Nolting fasst die Ergebnisse der Forschungen zusammen und hält fest, dass die Disziplin überwiegend von Verhaltensweisen abhängt, die nicht den Anschein einer Disziplinierung machen. Darüberhinaus ist nicht die Reaktion auf bereits aufgetretene Disziplinprobleme entscheidend, sondern die Prävention. Dabei formuliert er es leicht überspitzt:
„Mit Disziplinproblemen muss man nicht fertig werden, man muss sie verhindern“.

Weiter wirken sich vor allem Verhaltensweisen besonders dann präventiv aus, wenn sie unauffällig, kaum merklich und zum großen Teil nonverbaler Art sind.

Umgang mit Unterrichtsstörungen –
Heutige Betrachtung

Kounins Befunde zum Umgang mit Unterrichtsstörungen liegen über vierzig Jahre zurück und stellen nur das Verhalten des Lehrers sowie seinen lehrerzentrierten Unterricht in den Mittelpunkt. Dies entspricht nach heutigen Erkenntnissen nicht mehr den Standards für Unterrichtsqualität. Trotzdem sind sie noch gerade hinsichtlich des Klassenmanagements aktuell und von Bedeutung. Auch sie rücken die Prävention in den Mittelpunkt der Betrachtung und zeigen den geringeren Einfluss von Interventionen in Form von Sanktionierung des einzelnen Schülers. Die neuere Forschung orientiert sich an den Befunden Kounins, sie ergänzt diese, wandelt sie ab und erweitert die Dimensionen des Lehrerverhaltens und der Unterrichtsführung.

Nolting selbst stellte eine kleine Umfrage, unter 101 stichprobenartig ausgewählten Lehrkräften aus verschiedenen Schultypen, an. Dabei sollte der Satz: „Damit in der Schulklasse nur wenig Disziplinprobleme auftreten, ist es vor allem wichtig, dass man …“ von den Lehrkräften um etwa drei Ideen ergänzt werden.

Die Antworten ordnete Nolting in vier Kategorien ein, wobei das alleinige Stichwort Regeln mit 18,6% am häufigsten fiel. 12,9% der Angaben bezogen sich auf die Reaktionen auf Störungen. Einen großen Komplex stellte die Unterrichtsführung mit 22,3 % dar. Darin sind Merkmale wie Methodenwechsel und Unterrichtsstrukturierung enthalten. Die letzte Kategorie betrifft die Gestaltung der sozial-emotionalen Beziehung mit 20,3% der Angaben.

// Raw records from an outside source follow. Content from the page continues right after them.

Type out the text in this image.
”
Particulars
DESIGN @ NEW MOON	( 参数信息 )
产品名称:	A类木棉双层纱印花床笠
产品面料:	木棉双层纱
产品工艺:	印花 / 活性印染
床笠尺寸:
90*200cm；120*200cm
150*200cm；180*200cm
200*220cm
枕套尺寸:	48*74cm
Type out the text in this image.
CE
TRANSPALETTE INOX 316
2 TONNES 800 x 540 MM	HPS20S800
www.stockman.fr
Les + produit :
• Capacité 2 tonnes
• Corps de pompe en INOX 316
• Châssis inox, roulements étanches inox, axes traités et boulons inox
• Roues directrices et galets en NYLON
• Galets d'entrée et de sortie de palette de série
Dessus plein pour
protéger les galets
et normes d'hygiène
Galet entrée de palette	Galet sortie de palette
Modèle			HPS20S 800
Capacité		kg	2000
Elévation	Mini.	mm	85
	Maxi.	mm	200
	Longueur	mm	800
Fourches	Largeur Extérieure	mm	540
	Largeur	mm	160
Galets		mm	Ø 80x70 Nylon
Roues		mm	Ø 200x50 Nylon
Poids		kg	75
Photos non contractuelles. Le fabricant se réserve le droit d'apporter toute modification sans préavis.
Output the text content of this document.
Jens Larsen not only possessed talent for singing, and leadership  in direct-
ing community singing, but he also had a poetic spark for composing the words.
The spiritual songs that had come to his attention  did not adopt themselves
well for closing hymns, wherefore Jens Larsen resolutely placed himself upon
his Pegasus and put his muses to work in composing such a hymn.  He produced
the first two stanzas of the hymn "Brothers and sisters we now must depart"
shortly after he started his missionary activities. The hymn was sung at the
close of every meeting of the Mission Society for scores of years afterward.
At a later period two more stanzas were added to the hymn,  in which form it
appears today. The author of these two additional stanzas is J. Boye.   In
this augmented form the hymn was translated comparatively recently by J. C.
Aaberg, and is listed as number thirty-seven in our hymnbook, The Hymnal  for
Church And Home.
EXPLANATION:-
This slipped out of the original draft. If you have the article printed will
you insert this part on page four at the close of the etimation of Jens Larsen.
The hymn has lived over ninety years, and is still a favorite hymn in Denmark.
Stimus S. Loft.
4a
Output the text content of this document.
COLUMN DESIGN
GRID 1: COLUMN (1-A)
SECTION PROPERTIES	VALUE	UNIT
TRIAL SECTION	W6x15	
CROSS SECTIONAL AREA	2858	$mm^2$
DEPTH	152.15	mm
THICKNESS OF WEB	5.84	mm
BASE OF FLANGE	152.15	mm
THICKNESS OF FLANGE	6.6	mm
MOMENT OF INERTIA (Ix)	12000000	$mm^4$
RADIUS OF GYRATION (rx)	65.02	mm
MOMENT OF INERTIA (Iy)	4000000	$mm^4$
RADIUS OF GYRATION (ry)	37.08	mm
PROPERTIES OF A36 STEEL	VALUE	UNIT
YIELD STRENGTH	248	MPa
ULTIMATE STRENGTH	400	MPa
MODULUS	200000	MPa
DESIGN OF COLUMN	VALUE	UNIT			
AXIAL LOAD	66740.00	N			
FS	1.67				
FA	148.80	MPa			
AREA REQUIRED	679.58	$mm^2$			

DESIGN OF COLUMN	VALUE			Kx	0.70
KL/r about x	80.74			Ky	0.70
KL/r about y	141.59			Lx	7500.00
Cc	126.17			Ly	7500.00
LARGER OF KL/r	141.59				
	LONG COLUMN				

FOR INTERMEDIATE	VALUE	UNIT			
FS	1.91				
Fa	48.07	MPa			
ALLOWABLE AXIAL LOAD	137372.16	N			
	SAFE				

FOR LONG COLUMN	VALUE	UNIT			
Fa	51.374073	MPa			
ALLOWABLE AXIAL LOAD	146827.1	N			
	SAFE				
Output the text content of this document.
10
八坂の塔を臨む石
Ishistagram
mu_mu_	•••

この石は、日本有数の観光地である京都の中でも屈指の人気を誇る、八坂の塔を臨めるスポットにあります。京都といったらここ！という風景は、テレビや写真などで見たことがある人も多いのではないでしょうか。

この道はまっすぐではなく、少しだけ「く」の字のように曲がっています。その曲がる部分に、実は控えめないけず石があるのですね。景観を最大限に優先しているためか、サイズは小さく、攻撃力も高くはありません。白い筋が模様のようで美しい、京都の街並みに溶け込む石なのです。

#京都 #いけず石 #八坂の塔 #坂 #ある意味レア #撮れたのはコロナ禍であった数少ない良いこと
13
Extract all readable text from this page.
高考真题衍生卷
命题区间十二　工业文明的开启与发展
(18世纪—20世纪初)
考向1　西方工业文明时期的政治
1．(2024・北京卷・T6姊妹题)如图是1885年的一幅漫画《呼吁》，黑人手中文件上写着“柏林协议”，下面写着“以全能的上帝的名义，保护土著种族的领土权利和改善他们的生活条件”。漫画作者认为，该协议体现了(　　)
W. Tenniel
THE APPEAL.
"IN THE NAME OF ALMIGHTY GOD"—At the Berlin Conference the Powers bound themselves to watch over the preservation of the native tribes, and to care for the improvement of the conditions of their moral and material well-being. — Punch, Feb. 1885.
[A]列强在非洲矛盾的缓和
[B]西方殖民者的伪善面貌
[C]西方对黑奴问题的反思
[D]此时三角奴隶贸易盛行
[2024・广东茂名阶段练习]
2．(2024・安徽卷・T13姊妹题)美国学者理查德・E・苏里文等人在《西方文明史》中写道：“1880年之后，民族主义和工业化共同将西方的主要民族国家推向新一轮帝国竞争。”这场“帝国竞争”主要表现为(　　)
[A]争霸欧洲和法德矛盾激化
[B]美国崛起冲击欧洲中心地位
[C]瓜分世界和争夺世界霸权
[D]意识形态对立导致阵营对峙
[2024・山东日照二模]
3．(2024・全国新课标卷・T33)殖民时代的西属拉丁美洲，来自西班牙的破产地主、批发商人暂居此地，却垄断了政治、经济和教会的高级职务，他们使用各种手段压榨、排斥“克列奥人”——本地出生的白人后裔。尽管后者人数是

Kritisch betrachtet werden muss hierbei, dass es sich um eine Stichprobe handelt und somit nicht als repräsentativ für die gesamte Lehrerschaft gesehenwerden kann. Dennoch wird deutlich, dass das Lehrerverhalten und die Art der Unterrichtsführung und -gestaltung für viele Lehrkräfte aktuell eine präventive Maßnahme darstellt.

Inzwischen ist sehr gut nachgewiesen, dass eine aufmerksame und präsente Klassenführung, die auf Aktivierungund Klarheit abzielt, Störungen vorbeugt und den Lernerfolg von Schülern steigert. Ein Reagieren auf Störungen in Form von Sanktionen und Strafen hingegen erzeuge, so Lohmann, häufig eine Atmosphäre der Feindseligkeit, die in einem Teufelskreis aus Macht und Vergeltung ende. Die Ursache der Langeweile liege dagegen nur auf der Unterrichtsebene und könne auch nur auf dieser gelöst werden.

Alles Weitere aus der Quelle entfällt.